I would suppose that a neutron star would continually have neutrons undergo beta decay, producing a proton and electron which are captured by gravity and a neutrino which isn't. Brent Meeker On 6/25/2014 10:29 AM, Warren D Smith wrote:
Whitfield Diffie I recall reading the intreaguing observation that stable neutron structures run up to around atomic wieght 300 and then their is a long gap before you get to the neutron stars with atomic weights around 10^50. Perhaps we should regard the neutron stars as isotopes of very heavy elements. The atomic numbers would be miniscule by comparison with the atomic weights but a mildely positively charged neutron star doesn't seem impossible: would adding a billion protons make a difference?
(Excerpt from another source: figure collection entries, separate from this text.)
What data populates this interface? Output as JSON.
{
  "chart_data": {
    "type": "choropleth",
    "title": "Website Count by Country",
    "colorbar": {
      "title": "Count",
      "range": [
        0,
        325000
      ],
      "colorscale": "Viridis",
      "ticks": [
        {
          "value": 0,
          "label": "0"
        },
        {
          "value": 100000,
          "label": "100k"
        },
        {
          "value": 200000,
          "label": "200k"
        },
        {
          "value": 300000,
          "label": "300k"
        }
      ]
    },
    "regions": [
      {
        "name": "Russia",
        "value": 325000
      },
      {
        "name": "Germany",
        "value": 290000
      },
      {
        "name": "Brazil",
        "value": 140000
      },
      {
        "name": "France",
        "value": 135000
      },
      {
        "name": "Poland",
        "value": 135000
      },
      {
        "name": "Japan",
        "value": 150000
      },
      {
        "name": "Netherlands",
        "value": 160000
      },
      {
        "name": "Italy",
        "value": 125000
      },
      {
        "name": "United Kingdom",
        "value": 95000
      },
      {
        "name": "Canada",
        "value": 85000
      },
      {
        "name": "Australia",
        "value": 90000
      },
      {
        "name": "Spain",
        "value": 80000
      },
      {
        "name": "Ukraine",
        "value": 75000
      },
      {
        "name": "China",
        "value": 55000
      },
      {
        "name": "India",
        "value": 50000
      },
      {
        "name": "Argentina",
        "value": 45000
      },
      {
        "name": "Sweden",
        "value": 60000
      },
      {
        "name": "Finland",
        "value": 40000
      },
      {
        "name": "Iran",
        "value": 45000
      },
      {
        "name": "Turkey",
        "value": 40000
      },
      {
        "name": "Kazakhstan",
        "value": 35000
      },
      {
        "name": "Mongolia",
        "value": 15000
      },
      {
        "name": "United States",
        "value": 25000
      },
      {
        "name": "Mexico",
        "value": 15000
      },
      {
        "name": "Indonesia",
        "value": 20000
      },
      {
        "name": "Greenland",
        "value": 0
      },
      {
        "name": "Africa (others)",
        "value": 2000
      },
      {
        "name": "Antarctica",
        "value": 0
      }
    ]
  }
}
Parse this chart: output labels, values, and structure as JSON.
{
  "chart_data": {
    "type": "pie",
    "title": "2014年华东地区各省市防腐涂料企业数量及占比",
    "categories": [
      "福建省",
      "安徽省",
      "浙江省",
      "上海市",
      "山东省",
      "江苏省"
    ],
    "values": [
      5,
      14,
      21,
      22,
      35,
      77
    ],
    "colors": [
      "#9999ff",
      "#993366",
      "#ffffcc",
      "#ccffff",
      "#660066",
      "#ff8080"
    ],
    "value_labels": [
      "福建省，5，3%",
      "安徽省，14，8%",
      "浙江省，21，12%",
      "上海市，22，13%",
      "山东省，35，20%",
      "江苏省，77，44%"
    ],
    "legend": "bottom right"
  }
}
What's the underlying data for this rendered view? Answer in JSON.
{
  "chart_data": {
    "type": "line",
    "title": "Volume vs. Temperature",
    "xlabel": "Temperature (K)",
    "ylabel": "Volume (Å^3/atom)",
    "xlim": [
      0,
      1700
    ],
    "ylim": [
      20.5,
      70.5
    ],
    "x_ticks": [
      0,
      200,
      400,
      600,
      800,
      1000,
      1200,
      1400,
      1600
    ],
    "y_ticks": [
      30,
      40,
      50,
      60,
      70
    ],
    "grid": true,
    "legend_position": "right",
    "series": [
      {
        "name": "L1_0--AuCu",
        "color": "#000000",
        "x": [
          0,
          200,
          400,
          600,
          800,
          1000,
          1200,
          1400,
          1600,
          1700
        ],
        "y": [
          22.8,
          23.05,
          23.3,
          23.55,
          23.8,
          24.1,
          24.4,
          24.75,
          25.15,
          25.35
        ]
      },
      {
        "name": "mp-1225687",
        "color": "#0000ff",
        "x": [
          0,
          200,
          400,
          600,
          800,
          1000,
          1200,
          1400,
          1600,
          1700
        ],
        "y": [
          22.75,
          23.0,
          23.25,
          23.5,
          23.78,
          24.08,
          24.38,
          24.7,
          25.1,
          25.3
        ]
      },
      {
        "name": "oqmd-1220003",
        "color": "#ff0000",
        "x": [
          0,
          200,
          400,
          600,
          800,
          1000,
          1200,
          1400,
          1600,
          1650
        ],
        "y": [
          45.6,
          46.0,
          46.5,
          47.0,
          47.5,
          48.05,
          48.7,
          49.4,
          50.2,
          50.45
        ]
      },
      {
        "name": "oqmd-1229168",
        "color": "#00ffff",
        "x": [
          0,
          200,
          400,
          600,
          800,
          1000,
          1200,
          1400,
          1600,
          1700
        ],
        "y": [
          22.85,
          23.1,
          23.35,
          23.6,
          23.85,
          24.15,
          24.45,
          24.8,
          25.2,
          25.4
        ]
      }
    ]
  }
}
--WDS: A better way to view this is: replace the word "stable" with "stable under pressure." See, I would claim that it is an illusion that there is no stable nucleus with atomic weight 1000. Actually, if you put it under enough pressure, then it would presumably become stable. The only problem is humans have no hope of sustaining pressures that large and the only known way to reach them is inside a neutron star. Anyhow, with suitable pressure ramp up, probably there is no "gap" at all, and practically the full range of atomic weights become reachable with stability.
Another thing is: the usual nuclei generally are in the ground state. Excited states that last long, are rare for nuclei. But for a neutron star, it presumably never reaches ground, there are too many excited states it gets trapped in for long periods.